村の食糧も底ついたある日、1人の老人が狂ったように笑い、歩き出した。
少しでも、1秒でもいいから生きていたいぼくたちは誰も彼を止めなかった。ただただ彼のしゃがれた声が何を言っているのか黙って聞き取ることしか出来ずにいた。

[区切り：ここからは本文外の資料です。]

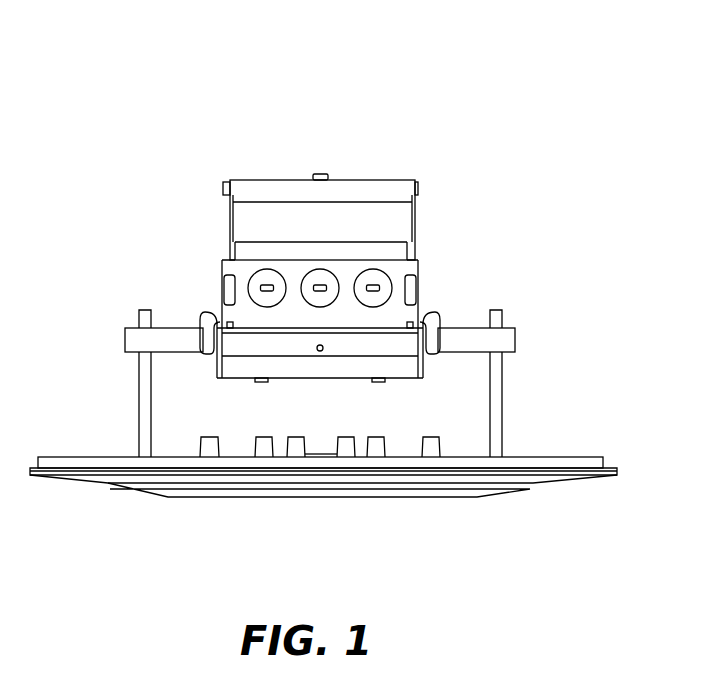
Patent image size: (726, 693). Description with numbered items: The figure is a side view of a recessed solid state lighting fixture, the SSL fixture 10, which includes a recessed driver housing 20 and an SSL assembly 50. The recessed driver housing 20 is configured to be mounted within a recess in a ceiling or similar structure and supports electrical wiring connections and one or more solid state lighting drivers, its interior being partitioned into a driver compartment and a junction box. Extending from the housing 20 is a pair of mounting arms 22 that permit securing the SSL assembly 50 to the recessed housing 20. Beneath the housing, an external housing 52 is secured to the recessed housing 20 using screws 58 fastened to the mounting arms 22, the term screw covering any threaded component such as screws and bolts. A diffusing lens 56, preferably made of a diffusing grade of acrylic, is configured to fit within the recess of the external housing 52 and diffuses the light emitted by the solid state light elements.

The SSL fixture 10 is at (466, 88).
The recessed driver housing 20 is at (428, 228).
The mounting arms 22 is at (187, 328).
The SSL assembly 50 is at (548, 492).
The external housing 52 is at (73, 483).
The diffusing lens 56 is at (340, 498).
The screws 58 is at (138, 425).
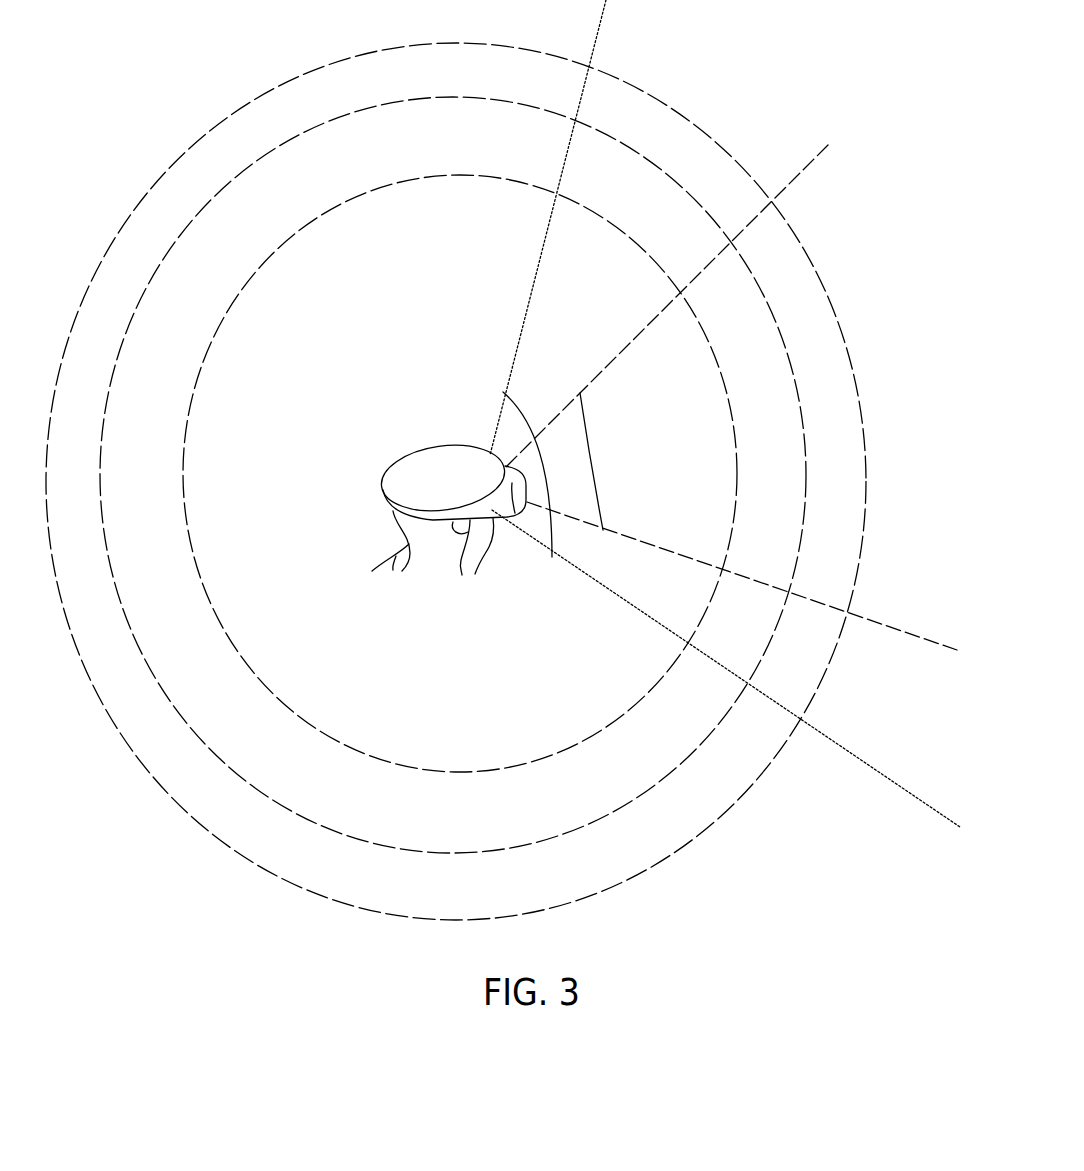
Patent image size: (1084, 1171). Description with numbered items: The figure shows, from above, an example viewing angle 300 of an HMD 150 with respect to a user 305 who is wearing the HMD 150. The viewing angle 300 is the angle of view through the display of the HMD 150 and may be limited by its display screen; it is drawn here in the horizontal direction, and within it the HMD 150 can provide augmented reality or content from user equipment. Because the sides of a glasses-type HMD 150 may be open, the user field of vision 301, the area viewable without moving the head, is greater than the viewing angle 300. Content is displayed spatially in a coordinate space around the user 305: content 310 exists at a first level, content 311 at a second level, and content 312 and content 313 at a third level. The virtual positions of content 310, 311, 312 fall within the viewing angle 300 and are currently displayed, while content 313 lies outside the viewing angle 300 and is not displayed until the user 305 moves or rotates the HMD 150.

「この村には死神様が来る。死神様に全て葬って貰えばいい。この病も私たちを見捨てたこの国も。」

そのようなことを言っていた気がする。
気が狂ったように叫び笑いながら村中を歩き回った彼は「神よ、尊き命の誕生の、その先にある死の神よ。」そう最後に叫んだのを最後に糸の切れた人形のように倒れ込んだ。
多くの村人の耳に届いたであろうその声は、嫌に耳に残った。事切れた男に続くように1人の男が呟いた。

「かみよ…」

それを引き金に女が老人の、子を抱く母の覇気のない声が続く。

薄暗いたくさんの声が村中に響き渡る。それはまさに呪われた村だっただろう。みんなの声が頭の中でこだまする中、何かに取り憑かれたように己の口が音にならない声で「かみよ」と形作った途端それが突然止み、静まり返った。

呆然と倒れた男がいる場所を見つめる。
淡い夜の様な髪がふわりと揺れる。青み掛かった浅黒い肌に中性的で整った顔立ちは女性のようにも男性の様にも見える。事切れた男を見下ろす月のように黄味がかった瞳は嫌に穏やかで目が離せない。

「嫌に歓迎してくれるじゃないか。」

大きな鎌を片手に発せられたその声で、それが男であると瞬時に脳が理解する。
突然現れた男は夜を思わせるその姿で村の惨状を眺めた。

「酷い場所だ。」

ただ短くそうこぼした。
その声には今思えば感情はなかったように思えるがその日のぼくには、ぼくらにとっては心に響く優しい音だった。
体力も限界で水も何日も飲めていない誰も声を出せない状況で男は辺りを見渡し「ふぅん。」と何か納得した様な声を出したあと、さっと鎌を一振りした。途端に何人もの人が倒れ込み、真横にいた倒れた女性を見ると死んでいた。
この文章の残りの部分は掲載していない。